Quando finalmente se deitou, fechando os olhos pela primeira vez em horas, sentiu o peso da jornada e das decisões que viriam. A dor no abdômen latejava como um lembrete cruel de que ainda estava viva. E de que isso tinha um preço.

No dia seguinte, ao amanhecer, seguiu para o mercado, onde as notícias corriam mais rápido que os ventos. Precisava de informações. Qualquer pista sobre o paradeiro do príncipe.

Atravessava uma viela quando ouviu sussurros apressados.

— Dizem que o herdeiro apareceu perto de Ayatsuri… — murmurou uma mulher, olhos arregalados. As últimas palavras se perdendo no vento.

— Loucura. O império já teria caçado ele — retrucou o outro.

Akemi parou. Ayatsuri. Era tudo que precisava.

Voltou à estalagem, arrumou os poucos pertences, trocou os curativos com folhas e unguentos comprados por mais algumas moedas, e traçou a nova rota.

Não era mais a general que todos temiam, mas uma mulher exausta, cheia de falhas, tentando fazer algo certo.

E, ainda assim, havia um brilho ali. Algo que nem as derrotas, nem as sombras, nem o imperador conseguiram apagar.

Esperança.

Puxou o capuz sobre a cabeça, prendeu as espadas, respirou fundo.

E seguiu rumo a Ayatsuri.

Se conseguisse manter um bom ritmo, talvez alcançasse a fronteira de em alguns dias? Sob condições normais, quem sabe isso fosse possível, mas com o ferimento, seria muito mais difícil. Talvez devesse abrir mão de algumas refeições e alugar um cavalo... Não seria a primeira vez que passaria fome. 

A cabeça latejava e calafrios percorriam seu corpo. Cruzou os braços, tentando aquecer-se com a capa. Devia estar com febre.

Já caminhava há horas, concentrando toda a energia apenas em manter os pés em movimento. Quando se deu conta, havia saído da estrada; as árvores ao redor formavam um teto espesso sobre sua cabeça. Foi então que percebeu: estava cercada.

Seu corpo reagiu por instinto, girando e desferindo golpes. Apesar de não possuir habilidades mágicas, Akemi havia aperfeiçoado um estilo de combate único com duas espadas. Mas seu corpo já começava a ceder. A exaustão a dominava, cada golpe a deixava mais fraca, enquanto lutava desesperadamente para se manter de pé e pensar ao mesmo tempo.

“São muitos. Não vou conseguir sozinha. Minha única chance é encontrar uma brecha e fugir.” 

A visão começou a turvar. Um suor frio escorria pela testa, e as pernas ameaçavam ceder. Tudo escureceu, e por um instante, acreditou que iria desmaiar.

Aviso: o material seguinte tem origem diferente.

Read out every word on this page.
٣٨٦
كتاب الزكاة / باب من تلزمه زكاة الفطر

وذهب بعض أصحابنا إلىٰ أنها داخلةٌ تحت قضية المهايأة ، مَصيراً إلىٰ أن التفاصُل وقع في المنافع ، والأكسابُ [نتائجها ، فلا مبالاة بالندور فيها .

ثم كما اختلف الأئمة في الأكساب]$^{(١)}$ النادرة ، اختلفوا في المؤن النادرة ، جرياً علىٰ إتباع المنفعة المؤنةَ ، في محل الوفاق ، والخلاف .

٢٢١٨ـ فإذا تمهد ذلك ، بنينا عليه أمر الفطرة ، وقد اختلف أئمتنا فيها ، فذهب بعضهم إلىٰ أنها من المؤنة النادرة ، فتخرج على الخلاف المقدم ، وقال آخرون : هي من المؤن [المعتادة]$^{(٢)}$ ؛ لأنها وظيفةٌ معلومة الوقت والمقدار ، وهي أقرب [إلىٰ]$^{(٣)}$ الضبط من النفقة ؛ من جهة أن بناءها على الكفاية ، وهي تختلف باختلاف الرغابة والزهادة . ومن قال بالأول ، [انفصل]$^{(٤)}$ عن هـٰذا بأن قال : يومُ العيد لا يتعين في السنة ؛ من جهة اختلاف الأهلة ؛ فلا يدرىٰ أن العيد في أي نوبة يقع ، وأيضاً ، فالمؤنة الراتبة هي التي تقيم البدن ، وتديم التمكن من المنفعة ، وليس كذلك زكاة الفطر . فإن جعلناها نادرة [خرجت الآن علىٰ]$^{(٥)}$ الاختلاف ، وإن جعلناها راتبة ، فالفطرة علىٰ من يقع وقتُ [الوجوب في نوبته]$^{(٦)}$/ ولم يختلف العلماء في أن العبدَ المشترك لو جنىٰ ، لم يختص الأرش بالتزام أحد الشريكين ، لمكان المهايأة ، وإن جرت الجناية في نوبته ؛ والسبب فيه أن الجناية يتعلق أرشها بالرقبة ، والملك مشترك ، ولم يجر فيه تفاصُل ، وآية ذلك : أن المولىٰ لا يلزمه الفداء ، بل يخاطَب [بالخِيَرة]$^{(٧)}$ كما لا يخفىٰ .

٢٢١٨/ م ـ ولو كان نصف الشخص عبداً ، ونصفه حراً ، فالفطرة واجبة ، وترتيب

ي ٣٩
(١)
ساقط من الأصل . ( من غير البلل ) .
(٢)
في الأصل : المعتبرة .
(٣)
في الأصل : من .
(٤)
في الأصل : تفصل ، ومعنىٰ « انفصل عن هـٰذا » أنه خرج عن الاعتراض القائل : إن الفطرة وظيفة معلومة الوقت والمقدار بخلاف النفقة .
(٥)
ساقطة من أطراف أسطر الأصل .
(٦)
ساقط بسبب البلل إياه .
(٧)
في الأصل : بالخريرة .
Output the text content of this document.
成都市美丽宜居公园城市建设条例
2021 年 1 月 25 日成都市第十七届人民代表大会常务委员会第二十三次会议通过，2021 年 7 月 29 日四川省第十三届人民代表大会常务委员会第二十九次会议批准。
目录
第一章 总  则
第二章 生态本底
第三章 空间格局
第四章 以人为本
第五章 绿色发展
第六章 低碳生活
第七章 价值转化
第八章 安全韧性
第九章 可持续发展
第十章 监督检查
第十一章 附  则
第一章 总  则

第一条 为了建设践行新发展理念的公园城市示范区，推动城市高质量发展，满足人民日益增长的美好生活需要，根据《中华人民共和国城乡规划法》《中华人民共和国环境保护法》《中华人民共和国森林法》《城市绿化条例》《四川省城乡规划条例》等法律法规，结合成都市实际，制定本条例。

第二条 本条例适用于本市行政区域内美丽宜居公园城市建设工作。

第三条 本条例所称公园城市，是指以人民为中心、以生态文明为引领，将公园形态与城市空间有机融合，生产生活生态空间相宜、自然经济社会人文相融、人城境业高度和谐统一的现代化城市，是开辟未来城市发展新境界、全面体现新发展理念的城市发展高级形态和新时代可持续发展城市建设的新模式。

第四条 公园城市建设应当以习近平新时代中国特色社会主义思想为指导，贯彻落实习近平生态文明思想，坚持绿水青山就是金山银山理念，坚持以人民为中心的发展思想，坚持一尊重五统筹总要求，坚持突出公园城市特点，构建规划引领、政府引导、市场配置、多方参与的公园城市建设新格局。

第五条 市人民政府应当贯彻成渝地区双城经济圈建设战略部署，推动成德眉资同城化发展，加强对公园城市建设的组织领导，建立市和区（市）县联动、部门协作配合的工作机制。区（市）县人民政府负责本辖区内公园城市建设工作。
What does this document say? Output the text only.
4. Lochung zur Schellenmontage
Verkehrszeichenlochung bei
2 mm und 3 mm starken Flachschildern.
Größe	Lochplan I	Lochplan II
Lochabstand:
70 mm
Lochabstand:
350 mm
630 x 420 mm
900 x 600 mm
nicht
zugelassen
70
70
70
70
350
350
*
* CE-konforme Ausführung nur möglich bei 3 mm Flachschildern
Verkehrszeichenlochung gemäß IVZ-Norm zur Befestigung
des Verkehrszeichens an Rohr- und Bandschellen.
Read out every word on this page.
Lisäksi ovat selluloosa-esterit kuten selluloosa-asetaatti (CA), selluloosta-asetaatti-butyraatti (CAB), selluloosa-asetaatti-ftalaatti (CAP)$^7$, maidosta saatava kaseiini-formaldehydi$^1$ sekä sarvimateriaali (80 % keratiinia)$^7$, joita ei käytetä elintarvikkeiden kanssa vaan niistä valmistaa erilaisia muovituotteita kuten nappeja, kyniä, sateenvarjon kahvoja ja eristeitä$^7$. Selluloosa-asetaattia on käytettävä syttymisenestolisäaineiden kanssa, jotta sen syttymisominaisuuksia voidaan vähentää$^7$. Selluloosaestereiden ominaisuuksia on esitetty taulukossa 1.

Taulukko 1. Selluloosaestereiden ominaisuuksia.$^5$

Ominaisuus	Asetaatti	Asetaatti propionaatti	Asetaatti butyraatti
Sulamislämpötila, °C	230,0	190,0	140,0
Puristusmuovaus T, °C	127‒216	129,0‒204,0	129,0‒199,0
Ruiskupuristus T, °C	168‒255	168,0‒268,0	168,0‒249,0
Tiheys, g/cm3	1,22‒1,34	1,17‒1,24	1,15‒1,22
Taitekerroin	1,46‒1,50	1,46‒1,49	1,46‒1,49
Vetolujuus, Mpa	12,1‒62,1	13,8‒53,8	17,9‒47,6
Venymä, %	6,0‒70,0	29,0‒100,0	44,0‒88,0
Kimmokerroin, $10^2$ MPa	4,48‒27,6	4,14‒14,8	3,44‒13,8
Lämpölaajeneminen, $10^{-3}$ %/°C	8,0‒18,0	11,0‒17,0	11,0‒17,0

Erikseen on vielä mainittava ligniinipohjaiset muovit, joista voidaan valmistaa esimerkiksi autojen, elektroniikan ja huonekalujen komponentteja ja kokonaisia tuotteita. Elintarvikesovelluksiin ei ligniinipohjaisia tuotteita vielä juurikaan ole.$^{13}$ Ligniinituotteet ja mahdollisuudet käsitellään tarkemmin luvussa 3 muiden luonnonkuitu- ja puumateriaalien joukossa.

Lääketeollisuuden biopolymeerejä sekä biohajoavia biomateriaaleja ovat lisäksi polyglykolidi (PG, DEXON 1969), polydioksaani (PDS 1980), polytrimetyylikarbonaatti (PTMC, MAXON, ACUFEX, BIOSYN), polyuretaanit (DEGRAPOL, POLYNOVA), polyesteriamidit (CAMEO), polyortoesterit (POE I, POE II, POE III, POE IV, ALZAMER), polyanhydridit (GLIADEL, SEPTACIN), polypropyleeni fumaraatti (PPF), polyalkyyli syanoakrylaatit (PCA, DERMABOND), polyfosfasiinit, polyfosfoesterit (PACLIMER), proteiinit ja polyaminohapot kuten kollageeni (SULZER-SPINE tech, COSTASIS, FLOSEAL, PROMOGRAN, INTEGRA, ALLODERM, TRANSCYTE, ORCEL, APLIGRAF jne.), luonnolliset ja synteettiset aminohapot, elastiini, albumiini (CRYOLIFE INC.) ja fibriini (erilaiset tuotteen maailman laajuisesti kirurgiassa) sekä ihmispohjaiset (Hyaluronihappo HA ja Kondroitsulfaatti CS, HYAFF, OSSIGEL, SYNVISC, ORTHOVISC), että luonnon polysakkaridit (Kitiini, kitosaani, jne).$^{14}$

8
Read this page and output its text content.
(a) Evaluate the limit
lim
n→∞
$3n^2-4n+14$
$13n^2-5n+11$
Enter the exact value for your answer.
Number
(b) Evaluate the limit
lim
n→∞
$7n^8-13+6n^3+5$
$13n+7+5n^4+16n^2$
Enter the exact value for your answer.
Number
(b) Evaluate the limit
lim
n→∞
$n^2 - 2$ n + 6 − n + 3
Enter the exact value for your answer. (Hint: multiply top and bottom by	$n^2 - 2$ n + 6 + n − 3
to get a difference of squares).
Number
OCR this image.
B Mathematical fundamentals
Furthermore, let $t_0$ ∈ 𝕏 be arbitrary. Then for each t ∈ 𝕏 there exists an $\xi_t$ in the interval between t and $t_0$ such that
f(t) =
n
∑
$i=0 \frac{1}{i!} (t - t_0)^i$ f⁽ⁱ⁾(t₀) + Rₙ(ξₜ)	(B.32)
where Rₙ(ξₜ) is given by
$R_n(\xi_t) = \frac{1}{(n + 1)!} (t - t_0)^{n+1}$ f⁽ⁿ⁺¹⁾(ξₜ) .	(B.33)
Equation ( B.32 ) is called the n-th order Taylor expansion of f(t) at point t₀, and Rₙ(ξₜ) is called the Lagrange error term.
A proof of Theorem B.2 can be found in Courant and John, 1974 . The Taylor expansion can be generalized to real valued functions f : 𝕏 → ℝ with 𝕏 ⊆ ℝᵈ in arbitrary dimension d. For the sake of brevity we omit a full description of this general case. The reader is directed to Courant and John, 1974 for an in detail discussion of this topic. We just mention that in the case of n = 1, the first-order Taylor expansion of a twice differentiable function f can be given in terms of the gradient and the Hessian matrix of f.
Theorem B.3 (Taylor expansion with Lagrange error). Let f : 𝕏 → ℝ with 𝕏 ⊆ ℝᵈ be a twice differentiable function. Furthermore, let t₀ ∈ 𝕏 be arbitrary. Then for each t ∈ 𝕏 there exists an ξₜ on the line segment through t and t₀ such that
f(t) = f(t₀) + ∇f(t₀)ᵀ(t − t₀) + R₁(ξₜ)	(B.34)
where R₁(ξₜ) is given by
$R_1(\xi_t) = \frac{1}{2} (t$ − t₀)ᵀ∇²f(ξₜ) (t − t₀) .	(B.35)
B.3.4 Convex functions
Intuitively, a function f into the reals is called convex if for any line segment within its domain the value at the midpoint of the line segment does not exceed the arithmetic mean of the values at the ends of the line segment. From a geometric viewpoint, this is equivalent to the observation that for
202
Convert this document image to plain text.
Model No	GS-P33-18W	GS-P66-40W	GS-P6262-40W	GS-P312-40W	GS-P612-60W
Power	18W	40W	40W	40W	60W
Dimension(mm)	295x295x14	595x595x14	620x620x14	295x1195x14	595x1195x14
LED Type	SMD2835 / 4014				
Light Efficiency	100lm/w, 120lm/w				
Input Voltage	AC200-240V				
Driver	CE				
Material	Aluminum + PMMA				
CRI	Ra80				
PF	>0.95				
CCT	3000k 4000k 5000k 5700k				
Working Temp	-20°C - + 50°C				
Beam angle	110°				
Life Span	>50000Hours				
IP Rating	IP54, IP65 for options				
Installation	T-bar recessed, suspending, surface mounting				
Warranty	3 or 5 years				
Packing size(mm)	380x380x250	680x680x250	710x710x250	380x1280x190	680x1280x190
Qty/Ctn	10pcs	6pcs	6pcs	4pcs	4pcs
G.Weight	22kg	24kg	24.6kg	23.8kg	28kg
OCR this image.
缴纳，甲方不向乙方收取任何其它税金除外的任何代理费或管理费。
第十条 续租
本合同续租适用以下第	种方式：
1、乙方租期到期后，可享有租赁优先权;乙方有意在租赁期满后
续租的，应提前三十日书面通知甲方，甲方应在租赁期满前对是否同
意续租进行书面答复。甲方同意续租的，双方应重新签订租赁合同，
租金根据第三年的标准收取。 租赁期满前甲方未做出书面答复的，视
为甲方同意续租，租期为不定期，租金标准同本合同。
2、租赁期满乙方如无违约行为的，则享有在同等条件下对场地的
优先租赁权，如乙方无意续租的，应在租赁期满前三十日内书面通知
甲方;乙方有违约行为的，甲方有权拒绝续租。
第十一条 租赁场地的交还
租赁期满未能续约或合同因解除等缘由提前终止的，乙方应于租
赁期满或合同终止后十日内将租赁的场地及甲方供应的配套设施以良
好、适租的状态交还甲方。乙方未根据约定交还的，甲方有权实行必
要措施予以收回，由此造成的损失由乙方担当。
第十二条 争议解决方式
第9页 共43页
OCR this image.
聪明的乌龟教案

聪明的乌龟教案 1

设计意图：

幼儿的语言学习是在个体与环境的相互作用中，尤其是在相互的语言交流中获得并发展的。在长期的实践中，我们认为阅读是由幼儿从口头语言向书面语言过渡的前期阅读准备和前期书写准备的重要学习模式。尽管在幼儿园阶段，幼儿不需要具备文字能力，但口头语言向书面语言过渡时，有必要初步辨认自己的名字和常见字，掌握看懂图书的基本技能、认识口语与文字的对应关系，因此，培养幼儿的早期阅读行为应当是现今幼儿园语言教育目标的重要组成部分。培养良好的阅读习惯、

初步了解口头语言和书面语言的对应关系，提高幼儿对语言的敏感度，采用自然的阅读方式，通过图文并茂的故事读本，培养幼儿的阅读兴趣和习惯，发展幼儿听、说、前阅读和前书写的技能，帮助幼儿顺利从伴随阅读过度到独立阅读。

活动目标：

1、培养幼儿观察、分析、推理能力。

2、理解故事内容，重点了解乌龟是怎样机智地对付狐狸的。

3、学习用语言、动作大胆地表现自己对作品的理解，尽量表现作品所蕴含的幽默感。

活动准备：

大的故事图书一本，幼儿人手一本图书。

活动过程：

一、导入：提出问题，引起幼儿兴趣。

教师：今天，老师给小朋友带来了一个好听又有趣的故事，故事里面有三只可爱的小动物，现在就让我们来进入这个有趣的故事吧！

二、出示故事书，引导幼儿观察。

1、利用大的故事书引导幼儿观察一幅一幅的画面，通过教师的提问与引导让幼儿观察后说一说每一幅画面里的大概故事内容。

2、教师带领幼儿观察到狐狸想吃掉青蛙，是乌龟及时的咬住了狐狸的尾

Foi então que gritos rasgaram o ar. Mesmo sem enxergar com clareza, ouvia os corpos caindo ao seu redor. Não sabia quem, ou o quê, estava enfrentando os inimigos.

Cambaleou, caiu de joelhos, esperando pelo pior.

Mas a escuridão recuou.

E à sua frente, em silêncio absoluto, estava o guerreiro mascarado.

 

Notas:

Yenjin: A economia do país é baseada na moeda Yenjin (1 Yenjin = 10 Rinjin). Devido à guerra, houve escassez de bens e aumento nos preços, especialmente controlados pelo clã da água. Além disso, existe a moeda inferior Rinjin (1 Rinjin = 0,1 Yenjin), usada para itens menores.